The LRI group raised $10,000 to help launch the program, create a Burrillville Substance Abuse Coordinator position, and increase awareness among state representatives.

Another team, drawn together by interests in poverty, basic needs and quality of life, helped to spread the word “about youth substance use,” expanding “the dialogue within families and within the community to stop this growing problem,” according to Amy Vitale, team leader.

Her group found that “parents lacked awareness of the prevalence of youth substance use and the signs to identify it,” Vitale said. They developed a five-minute video that drew on the “emotional impact of youth substance abuse,” hoping to stimulate discussion within the community.

The video debuted at Burrillville’s High School athletics orientation, followed by a panel discussion. “Our group was thrilled by the engagement of the audience in the discussion,” Vitale said.

She said the two teams hope that their efforts to work alongside local organizations created a “buzz” within the community and that the video and police program will “become a model of success for other Rhode Island communities and beyond.”

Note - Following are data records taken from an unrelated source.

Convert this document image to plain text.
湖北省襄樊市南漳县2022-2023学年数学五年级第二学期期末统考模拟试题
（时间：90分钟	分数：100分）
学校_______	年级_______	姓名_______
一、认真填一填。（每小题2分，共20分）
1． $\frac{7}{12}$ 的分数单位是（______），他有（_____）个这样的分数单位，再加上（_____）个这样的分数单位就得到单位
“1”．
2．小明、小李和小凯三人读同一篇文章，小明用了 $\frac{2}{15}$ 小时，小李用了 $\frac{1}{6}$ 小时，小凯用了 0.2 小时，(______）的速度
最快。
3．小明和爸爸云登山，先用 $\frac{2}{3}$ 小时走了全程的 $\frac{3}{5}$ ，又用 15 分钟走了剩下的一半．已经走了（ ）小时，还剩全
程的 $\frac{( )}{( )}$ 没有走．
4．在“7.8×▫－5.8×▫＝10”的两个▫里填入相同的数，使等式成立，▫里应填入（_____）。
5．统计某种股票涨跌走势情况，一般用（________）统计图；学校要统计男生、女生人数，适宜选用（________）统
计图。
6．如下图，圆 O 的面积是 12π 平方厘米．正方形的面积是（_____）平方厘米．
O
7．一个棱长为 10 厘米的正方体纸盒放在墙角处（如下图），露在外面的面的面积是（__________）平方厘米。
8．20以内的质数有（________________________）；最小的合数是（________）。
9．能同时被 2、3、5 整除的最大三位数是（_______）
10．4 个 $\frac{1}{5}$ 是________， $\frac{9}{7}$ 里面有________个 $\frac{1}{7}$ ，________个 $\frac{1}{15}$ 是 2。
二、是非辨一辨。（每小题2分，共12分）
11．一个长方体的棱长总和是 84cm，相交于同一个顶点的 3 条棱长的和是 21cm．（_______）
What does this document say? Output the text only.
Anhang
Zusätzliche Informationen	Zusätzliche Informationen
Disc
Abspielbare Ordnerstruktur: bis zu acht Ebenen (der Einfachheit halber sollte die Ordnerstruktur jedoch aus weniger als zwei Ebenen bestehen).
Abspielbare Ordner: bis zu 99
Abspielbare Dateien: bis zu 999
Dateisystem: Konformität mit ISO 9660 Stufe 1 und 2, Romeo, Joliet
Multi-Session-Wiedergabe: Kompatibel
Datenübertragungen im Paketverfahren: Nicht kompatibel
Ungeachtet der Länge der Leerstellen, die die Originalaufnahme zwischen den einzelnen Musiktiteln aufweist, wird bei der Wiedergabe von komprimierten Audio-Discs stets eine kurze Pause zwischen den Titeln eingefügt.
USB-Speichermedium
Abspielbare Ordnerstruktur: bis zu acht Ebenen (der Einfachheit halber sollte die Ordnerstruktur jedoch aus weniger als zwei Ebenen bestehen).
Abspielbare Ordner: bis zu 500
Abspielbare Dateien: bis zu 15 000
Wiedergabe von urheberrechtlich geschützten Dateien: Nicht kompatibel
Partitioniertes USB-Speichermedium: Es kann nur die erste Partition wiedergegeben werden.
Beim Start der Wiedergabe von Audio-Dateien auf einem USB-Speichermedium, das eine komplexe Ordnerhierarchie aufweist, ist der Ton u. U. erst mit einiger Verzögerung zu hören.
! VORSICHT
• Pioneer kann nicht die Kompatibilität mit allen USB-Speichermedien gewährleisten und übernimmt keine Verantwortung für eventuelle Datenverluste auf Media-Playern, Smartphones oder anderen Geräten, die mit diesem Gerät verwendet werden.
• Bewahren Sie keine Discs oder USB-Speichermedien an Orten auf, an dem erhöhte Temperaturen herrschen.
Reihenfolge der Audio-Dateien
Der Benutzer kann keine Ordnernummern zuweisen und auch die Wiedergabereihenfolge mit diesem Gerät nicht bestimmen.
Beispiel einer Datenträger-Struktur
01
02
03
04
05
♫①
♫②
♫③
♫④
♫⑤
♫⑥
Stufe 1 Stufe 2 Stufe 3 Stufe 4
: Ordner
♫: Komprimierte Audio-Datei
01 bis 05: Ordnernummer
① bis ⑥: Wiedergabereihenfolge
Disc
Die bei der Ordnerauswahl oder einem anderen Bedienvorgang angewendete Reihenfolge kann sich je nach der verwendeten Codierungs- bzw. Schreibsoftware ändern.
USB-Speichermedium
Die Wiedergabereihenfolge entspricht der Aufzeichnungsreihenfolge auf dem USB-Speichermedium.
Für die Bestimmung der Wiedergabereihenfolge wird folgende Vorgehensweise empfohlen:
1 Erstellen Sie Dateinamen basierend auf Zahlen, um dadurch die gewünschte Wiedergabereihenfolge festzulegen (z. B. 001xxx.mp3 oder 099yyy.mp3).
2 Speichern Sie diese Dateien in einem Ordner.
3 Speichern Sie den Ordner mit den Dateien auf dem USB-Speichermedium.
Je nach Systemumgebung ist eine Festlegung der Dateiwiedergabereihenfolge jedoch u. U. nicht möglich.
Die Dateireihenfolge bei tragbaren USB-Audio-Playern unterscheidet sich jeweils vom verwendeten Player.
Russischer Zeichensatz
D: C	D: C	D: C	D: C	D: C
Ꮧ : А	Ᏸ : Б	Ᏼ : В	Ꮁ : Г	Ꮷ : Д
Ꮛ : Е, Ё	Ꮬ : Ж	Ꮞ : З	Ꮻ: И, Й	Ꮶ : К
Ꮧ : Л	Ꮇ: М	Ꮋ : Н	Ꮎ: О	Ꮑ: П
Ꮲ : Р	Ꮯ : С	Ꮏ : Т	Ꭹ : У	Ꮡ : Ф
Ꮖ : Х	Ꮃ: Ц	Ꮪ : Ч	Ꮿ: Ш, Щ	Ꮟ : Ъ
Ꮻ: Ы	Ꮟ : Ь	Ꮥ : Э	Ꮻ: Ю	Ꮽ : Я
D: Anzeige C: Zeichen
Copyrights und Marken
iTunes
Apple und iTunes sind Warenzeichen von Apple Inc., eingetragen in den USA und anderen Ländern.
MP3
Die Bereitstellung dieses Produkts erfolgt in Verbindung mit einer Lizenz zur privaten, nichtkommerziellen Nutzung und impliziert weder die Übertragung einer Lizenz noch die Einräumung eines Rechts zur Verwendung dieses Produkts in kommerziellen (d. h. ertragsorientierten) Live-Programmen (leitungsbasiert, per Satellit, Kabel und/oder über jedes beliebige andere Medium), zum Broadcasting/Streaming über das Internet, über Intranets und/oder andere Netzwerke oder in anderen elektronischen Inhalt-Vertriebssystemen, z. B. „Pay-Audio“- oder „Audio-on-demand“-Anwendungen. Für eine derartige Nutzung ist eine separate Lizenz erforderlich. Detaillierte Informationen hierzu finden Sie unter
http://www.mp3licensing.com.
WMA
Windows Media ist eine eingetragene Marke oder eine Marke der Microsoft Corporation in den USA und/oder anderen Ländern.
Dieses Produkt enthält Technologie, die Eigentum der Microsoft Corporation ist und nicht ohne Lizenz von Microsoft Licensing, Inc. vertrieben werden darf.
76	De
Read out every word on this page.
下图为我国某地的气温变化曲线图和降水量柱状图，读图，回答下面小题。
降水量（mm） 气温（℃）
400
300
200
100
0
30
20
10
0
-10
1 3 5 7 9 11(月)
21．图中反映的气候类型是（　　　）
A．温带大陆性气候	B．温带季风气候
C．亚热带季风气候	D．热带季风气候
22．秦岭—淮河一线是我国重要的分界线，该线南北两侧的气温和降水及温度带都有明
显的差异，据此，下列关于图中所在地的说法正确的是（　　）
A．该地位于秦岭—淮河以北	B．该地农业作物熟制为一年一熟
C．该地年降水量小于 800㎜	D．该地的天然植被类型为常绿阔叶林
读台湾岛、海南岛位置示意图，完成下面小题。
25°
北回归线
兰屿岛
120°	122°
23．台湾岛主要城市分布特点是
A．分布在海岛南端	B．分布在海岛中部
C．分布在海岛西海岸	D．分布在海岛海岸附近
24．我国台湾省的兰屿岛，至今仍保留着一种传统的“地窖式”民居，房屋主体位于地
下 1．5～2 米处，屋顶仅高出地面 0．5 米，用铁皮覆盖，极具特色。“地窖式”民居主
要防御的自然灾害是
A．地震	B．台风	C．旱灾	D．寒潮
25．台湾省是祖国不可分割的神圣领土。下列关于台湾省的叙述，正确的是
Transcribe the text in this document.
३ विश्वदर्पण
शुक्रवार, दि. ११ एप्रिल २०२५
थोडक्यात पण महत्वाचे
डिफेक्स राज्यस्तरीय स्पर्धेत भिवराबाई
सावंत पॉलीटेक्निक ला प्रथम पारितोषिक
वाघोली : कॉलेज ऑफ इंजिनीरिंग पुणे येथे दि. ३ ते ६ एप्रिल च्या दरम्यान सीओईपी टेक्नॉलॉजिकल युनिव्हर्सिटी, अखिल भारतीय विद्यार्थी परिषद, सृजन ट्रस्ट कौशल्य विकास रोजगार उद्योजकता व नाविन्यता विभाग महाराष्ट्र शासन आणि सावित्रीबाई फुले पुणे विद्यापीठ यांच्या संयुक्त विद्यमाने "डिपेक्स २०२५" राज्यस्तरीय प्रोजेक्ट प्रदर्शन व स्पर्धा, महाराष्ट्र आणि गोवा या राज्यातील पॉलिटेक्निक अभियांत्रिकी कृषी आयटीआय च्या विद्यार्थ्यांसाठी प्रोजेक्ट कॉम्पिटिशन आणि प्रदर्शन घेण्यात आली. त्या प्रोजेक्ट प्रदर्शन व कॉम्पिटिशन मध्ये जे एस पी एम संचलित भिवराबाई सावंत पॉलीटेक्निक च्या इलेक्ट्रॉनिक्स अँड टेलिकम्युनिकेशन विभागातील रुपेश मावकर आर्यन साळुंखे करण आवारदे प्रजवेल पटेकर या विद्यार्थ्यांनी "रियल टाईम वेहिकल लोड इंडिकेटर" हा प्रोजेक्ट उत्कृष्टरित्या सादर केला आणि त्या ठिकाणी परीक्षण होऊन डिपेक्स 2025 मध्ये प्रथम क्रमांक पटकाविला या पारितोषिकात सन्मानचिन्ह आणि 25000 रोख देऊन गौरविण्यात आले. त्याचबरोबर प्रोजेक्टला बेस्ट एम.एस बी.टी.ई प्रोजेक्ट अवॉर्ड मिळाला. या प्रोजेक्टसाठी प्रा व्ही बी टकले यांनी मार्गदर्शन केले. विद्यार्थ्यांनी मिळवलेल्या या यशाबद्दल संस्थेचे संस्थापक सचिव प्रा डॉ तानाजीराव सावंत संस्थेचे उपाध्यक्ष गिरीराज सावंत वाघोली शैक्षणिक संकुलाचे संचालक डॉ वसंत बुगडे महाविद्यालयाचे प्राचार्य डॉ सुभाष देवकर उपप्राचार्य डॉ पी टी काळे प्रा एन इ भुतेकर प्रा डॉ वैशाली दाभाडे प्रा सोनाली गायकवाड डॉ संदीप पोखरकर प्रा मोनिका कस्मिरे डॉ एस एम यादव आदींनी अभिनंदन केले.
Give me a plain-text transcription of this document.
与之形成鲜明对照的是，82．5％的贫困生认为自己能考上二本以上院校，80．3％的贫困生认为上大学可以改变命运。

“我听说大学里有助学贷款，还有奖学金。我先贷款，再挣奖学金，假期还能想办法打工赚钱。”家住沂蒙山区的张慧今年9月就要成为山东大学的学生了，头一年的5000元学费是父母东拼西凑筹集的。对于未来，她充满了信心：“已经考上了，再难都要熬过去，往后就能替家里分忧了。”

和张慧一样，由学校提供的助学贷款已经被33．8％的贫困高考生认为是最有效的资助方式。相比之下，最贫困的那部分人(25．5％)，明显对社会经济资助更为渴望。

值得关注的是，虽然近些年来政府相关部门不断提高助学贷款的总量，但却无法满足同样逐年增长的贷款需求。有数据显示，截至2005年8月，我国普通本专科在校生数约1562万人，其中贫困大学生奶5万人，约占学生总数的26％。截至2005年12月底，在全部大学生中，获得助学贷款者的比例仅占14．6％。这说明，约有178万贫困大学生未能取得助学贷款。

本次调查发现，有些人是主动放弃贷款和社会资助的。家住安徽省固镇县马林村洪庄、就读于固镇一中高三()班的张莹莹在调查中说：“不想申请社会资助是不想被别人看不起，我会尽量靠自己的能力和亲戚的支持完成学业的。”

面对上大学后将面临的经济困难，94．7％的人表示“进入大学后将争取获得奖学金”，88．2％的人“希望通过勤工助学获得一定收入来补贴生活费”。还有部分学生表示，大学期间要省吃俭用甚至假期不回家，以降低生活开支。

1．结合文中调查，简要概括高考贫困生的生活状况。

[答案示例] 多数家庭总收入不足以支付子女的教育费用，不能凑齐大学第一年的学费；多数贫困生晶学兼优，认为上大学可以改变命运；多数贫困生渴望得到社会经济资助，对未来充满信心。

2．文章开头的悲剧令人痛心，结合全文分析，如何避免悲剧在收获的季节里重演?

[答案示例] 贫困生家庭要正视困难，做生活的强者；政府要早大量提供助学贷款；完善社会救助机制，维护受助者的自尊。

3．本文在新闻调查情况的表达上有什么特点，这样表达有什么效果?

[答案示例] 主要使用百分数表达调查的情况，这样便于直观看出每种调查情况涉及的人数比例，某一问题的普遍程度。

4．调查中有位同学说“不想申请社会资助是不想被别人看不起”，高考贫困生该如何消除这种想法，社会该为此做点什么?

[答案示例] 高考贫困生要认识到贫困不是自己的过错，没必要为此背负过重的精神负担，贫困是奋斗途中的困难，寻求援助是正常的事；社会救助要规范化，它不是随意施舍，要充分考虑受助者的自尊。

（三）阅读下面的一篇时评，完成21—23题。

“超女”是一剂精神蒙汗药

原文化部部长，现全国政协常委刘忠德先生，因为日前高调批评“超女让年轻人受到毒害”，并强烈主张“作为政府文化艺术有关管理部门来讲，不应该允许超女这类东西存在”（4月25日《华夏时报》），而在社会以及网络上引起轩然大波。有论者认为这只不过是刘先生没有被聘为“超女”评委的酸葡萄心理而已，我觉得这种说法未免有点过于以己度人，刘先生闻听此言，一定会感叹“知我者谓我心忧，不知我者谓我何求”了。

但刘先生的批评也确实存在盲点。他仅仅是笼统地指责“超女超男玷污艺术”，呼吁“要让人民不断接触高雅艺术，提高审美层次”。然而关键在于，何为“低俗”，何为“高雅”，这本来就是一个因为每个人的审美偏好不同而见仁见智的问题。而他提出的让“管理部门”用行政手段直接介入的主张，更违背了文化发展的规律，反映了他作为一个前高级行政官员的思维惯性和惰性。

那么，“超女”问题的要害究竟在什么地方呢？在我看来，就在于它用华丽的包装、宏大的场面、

Here’s a brief look at the seven other projects:

  • Art and Design. The team created a video detailing three stories of residents – owners of Mishnock Farm and two product designers – who live along Route 102.
  • Economic Development. Working with Grow Smart Rhode Island and the Lieutenant Governor’s office, this group was intent on sharing the “voice of the farmer.” This group worked with a small business owner to get into distribution that started at the Hope & Main Incubator; supported and promoted Confreda Farms Advance RI Farm Forum; and worked with Grow Smart on takeaways that will help them go forward, planning for a future meeting to capsulize the group’s findings, according to Diane Bianco, team leader.
  • Education/Literacy. The group focused on “helping to generate awareness and engagement around three new state Department of Education-approved Career Technical Education programs that Scituate offers: Computer Engineering, Bio Medical and Health Sciences and connecting to invaluable, real work experience through corporate partnership,” according to Lanre Ajakaiye, team leader.
  • Government. Focusing on why women don’t run for public office, the team developed a survey, which was completed by nearly 400 respondents.
  • Health and Wellness. Working with the Coventry Teen Center, the Coventry Community Resource Center, and the Center for Resilience, the team focused on Coventry’s teen population and resources available for mindfulness and resilience.
  • Housing/Homelessness. The team supported South County Habitat for Humanity by marketing the opportunity to potential homeowners, raising nearly $8,000 in a fundraiser and participating in a workday to help build the home, said Susan Gunter, team leader. The team’s efforts are assisting with building two family unit homes in Exeter.
  • Workforce Development. Jay DeRienzo, team leader, said the group’s project focused on fact-finding, a survey of more than 300 stakeholders to better understand challenges, issues, and opportunities around workforce development; and holding a community conversation, “Backpacks to Paychecks,” at Bryant University. The group’s goal, DeRienzo said, was “to spark what we hope will be an ongoing dialogue to advance school-to-work opportunities along the 102 corridor.”